Specific Aim 1: We will test whether: 1) trehalose attenuates high fat diet-induced endothelial dysfunction and mitochondrial abnormalities in mice through the promotion of mitochondrial autophagy; 2) selective pharmacological activation of mitochondrial autophagy by Tat-Beclin1 reduces mitochondrial and endothelial dysfunction induced by high fat diet; 3) trehalose activates mitophagy in the heart and reduces chronic ischemic remodeling through TFEB-dependent activation of mitochondrial autophagy.
Hypothesis 2: Autophagy is impaired in circulating mononuclear cells of patients with coronary artery disease. Autophagy dysregulation in these cells is correlated with the extent of coronary artery atherosclerosis.
Specific Aim 2: We will test whether: 1) autophagy impairment in circulating mononuclear cells is associated with the presence of coronary artery disease in human subjects; 2) a dysregulation of autophagy in circulating mononuclear cells is associated with the extent of coronary artery disease and endothelial progenitor cell number (EPC); 3) autophagy activation by trehalose improves survival and functional capacities of EPC-derived endothelial cells.

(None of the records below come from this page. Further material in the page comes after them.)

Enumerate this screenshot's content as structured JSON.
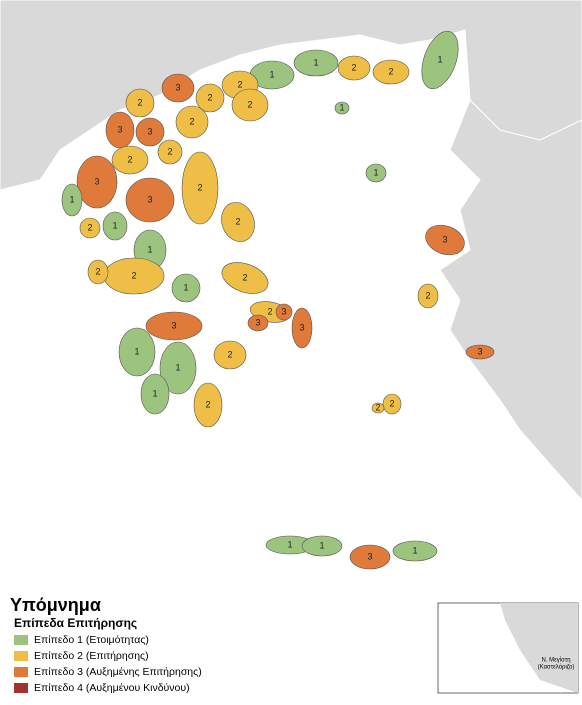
{
  "legend": {
    "title": "Υπόμνημα",
    "subtitle": "Επίπεδα Επιτήρησης",
    "items": [
      {
        "label": "Επίπεδο 1 (Ετοιμότητας)",
        "color": "#9cc47f"
      },
      {
        "label": "Επίπεδο 2 (Επιτήρησης)",
        "color": "#efbe46"
      },
      {
        "label": "Επίπεδο 3 (Αυξημένης Επιτήρησης)",
        "color": "#df7a3b"
      },
      {
        "label": "Επίπεδο 4 (Αυξημένου Κινδύνου)",
        "color": "#a3322e"
      }
    ]
  },
  "inset": {
    "label_line1": "Ν. Μεγίστη",
    "label_line2": "(Καστελόριζο)"
  },
  "regions": [
    {
      "level": 1
    },
    {
      "level": 1
    },
    {
      "level": 2
    },
    {
      "level": 2
    },
    {
      "level": 1
    },
    {
      "level": 1
    },
    {
      "level": 2
    },
    {
      "level": 3
    },
    {
      "level": 2
    },
    {
      "level": 2
    },
    {
      "level": 2
    },
    {
      "level": 3
    },
    {
      "level": 2
    },
    {
      "level": 3
    },
    {
      "level": 2
    },
    {
      "level": 2
    },
    {
      "level": 3
    },
    {
      "level": 3
    },
    {
      "level": 2
    },
    {
      "level": 1
    },
    {
      "level": 1
    },
    {
      "level": 2
    },
    {
      "level": 1
    },
    {
      "level": 2
    },
    {
      "level": 2
    },
    {
      "level": 1
    },
    {
      "level": 2
    },
    {
      "level": 2
    },
    {
      "level": 2
    },
    {
      "level": 3
    },
    {
      "level": 3
    },
    {
      "level": 3
    },
    {
      "level": 3
    },
    {
      "level": 1
    },
    {
      "level": 1
    },
    {
      "level": 1
    },
    {
      "level": 2
    },
    {
      "level": 2
    },
    {
      "level": 1
    },
    {
      "level": 3
    },
    {
      "level": 2
    },
    {
      "level": 3
    },
    {
      "level": 2
    },
    {
      "level": 2
    },
    {
      "level": 1
    },
    {
      "level": 1
    },
    {
      "level": 3
    },
    {
      "level": 1
    },
    {
      "level": 2
    }
  ]
}
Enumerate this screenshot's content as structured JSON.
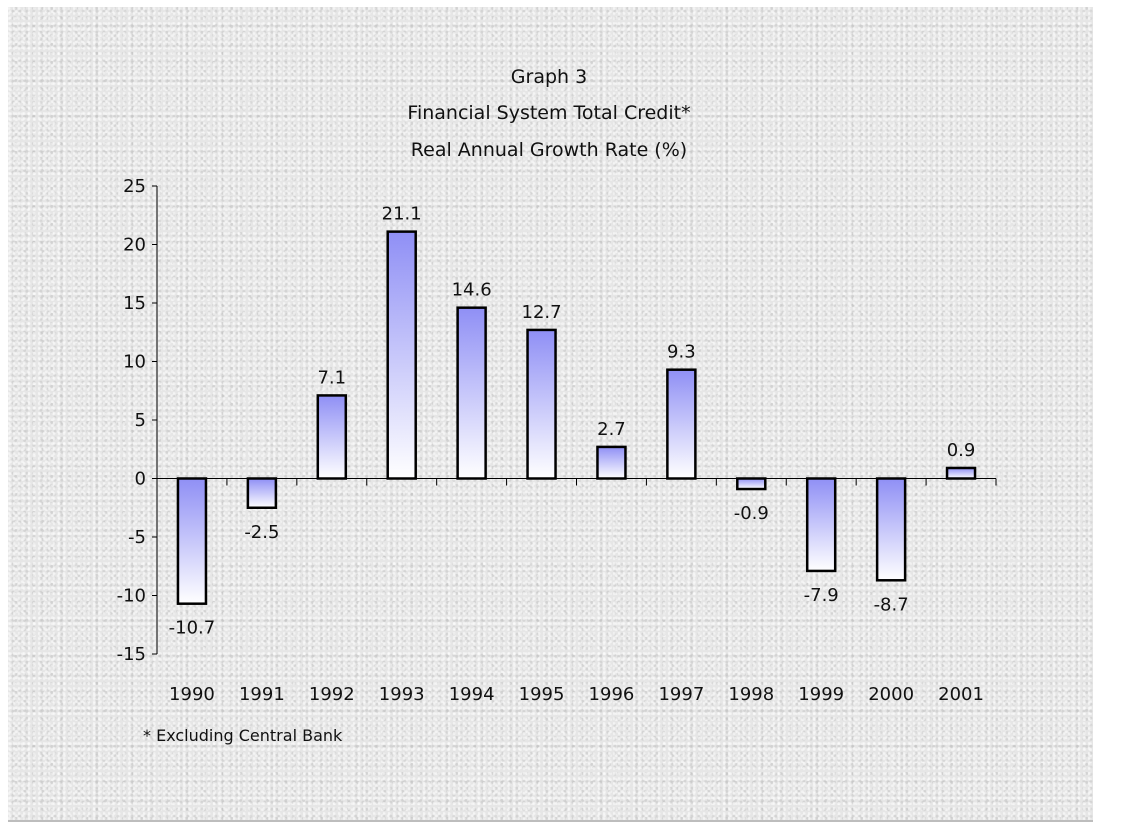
{
  "chart_data": {
    "type": "bar",
    "title": "Graph 3",
    "subtitle_lines": [
      "Financial System Total Credit*",
      "Real Annual Growth Rate (%)"
    ],
    "xlabel": "",
    "ylabel": "",
    "categories": [
      "1990",
      "1991",
      "1992",
      "1993",
      "1994",
      "1995",
      "1996",
      "1997",
      "1998",
      "1999",
      "2000",
      "2001"
    ],
    "values": [
      -10.7,
      -2.5,
      7.1,
      21.1,
      14.6,
      12.7,
      2.7,
      9.3,
      -0.9,
      -7.9,
      -8.7,
      0.9
    ],
    "data_labels": [
      "-10.7",
      "-2.5",
      "7.1",
      "21.1",
      "14.6",
      "12.7",
      "2.7",
      "9.3",
      "-0.9",
      "-7.9",
      "-8.7",
      "0.9"
    ],
    "ylim": [
      -15,
      25
    ],
    "yticks": [
      25,
      20,
      15,
      10,
      5,
      0,
      -5,
      -10,
      -15
    ],
    "grid": false,
    "legend": "none",
    "footnote": "* Excluding Central Bank",
    "bar_color_top": "#8f8ff5",
    "bar_color_bottom": "#ffffff",
    "bar_outline": "#000000"
  }
}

Hypothesis 3: Oral trehalose administration in patients with coronary artery disease after acute myocardial infarction prevents chronic cardiac remodeling.
Specific Aim 3: We will test whether chronic oral administration of trehalose for 6 months in patients with acute ST-elevation myocardial infarction (STEMI): 1) reduces left ventricular end-diastolic volume index (LVEDVi) as assessed by cardiac MRI (primary endpoint); 2) improves left ventricular ejection fraction and reduces left ventricular fibrosis and mass (secondary imaging endpoints); 3) reduces the risk for major adverse cardiovascular events (secondary clinical endpoints).
Hypothesis 4: Oral trehalose administration in patients with coronary artery disease after STEMI improves endothelial function, increases endothelial progenitor cells number and reduces inflammation and oxidative stress.
Specific Aim 4: We will test whether chronic oral administration of trehalose in patients who presented with acute STEMI: 1) increases endothelial function; 2) promotes autophagy in circulating mononuclear cells and increases the number of endothelial progenitor cell; 3) reduces circulating levels of markers of inflammation and oxidative stress.